Department of Surgery, Creighton University School of Medicine, Omaha, NE, USA.
Department of Medicine/Clinical Research and Evaluative Sciences, Statistician, Creighton University School of Medicine, Omaha, NE, USA.
Surg Endosc. 2023 May;37(5):4018-4027. doi: 10.1007/s00464-022-09588-x. Epub 2022 Sep 12.
Minimally Invasive esophagectomy for esophageal cancer is associated with less morbidity compared to open approach. Whether robotic-assisted minimally invasive esophagectomy (RAMIE) results in better long-term survival compared with open esophagectomy (OE) and minimally invasive esophagectomy (MIE) is unclear.

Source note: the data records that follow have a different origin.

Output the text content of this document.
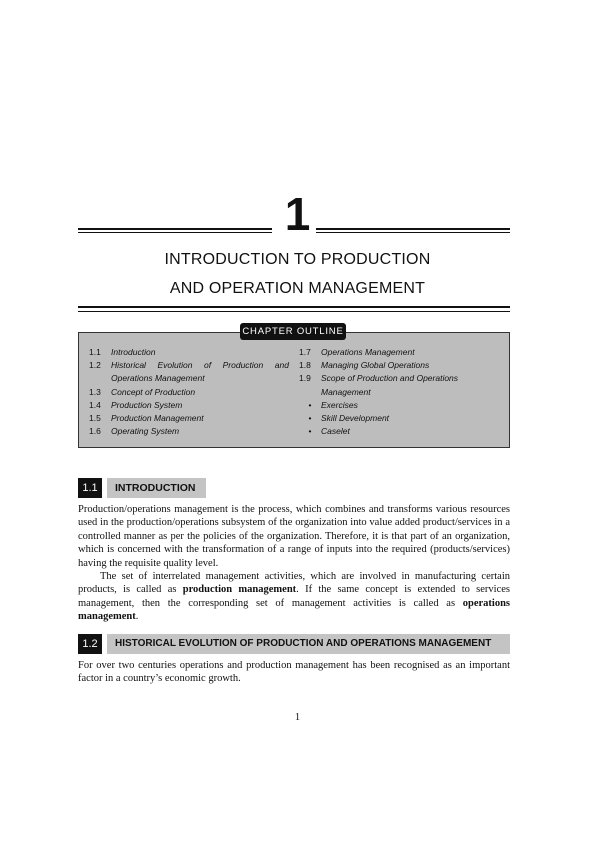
1
INTRODUCTION TO PRODUCTION
AND OPERATION MANAGEMENT
CHAPTER OUTLINE
1.1	Introduction
1.2	Historical Evolution of Production and Operations Management
1.3	Concept of Production
1.4	Production System
1.5	Production Management
1.6	Operating System
1.7	Operations Management
1.8	Managing Global Operations
1.9	Scope of Production and Operations Management
•	Exercises
•	Skill Development
•	Caselet
1.1	INTRODUCTION

Production/operations management is the process, which combines and transforms various resources used in the production/operations subsystem of the organization into value added product/services in a controlled manner as per the policies of the organization. Therefore, it is that part of an organization, which is concerned with the transformation of a range of inputs into the required (products/services) having the requisite quality level.

The set of interrelated management activities, which are involved in manufacturing certain products, is called as production management. If the same concept is extended to services management, then the corresponding set of management activities is called as operations management.

1.2	HISTORICAL EVOLUTION OF PRODUCTION AND OPERATIONS MANAGEMENT

For over two centuries operations and production management has been recognised as an important factor in a country’s economic growth.

1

We analyzed data from the National Cancer Database (NCDB) for patients with primary esophageal cancers who underwent esophagectomy in 2010-2017. Those with unknown staging, distant metastasis, or diagnosed with another cancer were excluded. Patients were stratified by RAMIE, MIE, and OE operative techniques. The Kaplan-Meier method and associated log-rank test were employed to compare unadjusted survival outcomes by surgical technique, our primary outcome. Multivariable Cox proportional hazards regression model was employed to discern factors independently contributing to survival.
A total of 5170 patients who underwent esophagectomy were included in the analysis; 428 underwent RAMIE, 1417 underwent MIE, and 3325 underwent OE. Overall median survival was 42 months. In comparison to RAMIE, there was an increased risk of death for those that underwent either MIE [Hazard Ratio (HR) = 1.19; 95% Confidence Interval (CI): > 1.00 to 1.41; P < 0.047)] or OE (HR = 1.22; 95% CI: 1.04 to 1.43; P < 0.017). Academic vs community program facility type was associated with decreased risk of death (HR = 0.84; 95% CI: 0.76 to 0.93; P < 0.001). In general, males from areas of lower income with advanced stages of cancer who received neoadjuvant chemotherapy or radiation were at increased risk of death. Factors that were not associated with survival included race and ethnicity, Charlson-Devo Score, type of health insurance, zipcode level education, and population density.
Overall survival was significantly longer in patients with esophageal cancers that underwent RAMIE in comparison to either MIE or OE in a 7-year NCDB cohort study.
与开放手术相比,微创食管癌切除术(RAMIE)与较低的发病率相关。机器人辅助微创食管癌切除术(RAMIE)与开放食管癌切除术(OE)和微创食管癌切除术(MIE)相比是否能带来更好的长期生存尚不清楚。
我们分析了 2010-2017 年国家癌症数据库(NCDB)中接受食管癌切除术的原发性食管癌患者的数据。排除了分期不明、远处转移或诊断为另一种癌症的患者。根据 RAMIE、MIE 和 OE 手术技术对患者进行分层。采用 Kaplan-Meier 方法和相关对数秩检验比较手术技术的未调整生存结果,这是我们的主要结果。采用多变量 Cox 比例风险回归模型确定对生存有独立影响的因素。
共纳入 5170 例接受食管癌切除术的患者;其中 428 例行 RAMIE,1417 例行 MIE,3325 例行 OE。总体中位生存时间为 42 个月。与 RAMIE 相比,行 MIE(危险比[HR] = 1.19;95%置信区间[CI]:> 1.00 至 1.41;P < 0.047)或 OE(HR = 1.22;95% CI:1.04 至 1.43;P < 0.017)的患者死亡风险增加。学术型与社区型项目设施类型与死亡风险降低相关(HR = 0.84;95% CI:0.76 至 0.93;P < 0.001)。一般来说,来自收入较低地区的男性、癌症晚期患者、接受新辅助化疗或放疗的患者死亡风险增加。与生存无关的因素包括种族和民族、Charlson-Devo 评分、健康保险类型、邮政编码水平教育和人口密度。
在 7 年 NCDB 队列研究中,与 MIE 或 OE 相比,接受 RAMIE 的食管癌患者的总体生存时间显著延长。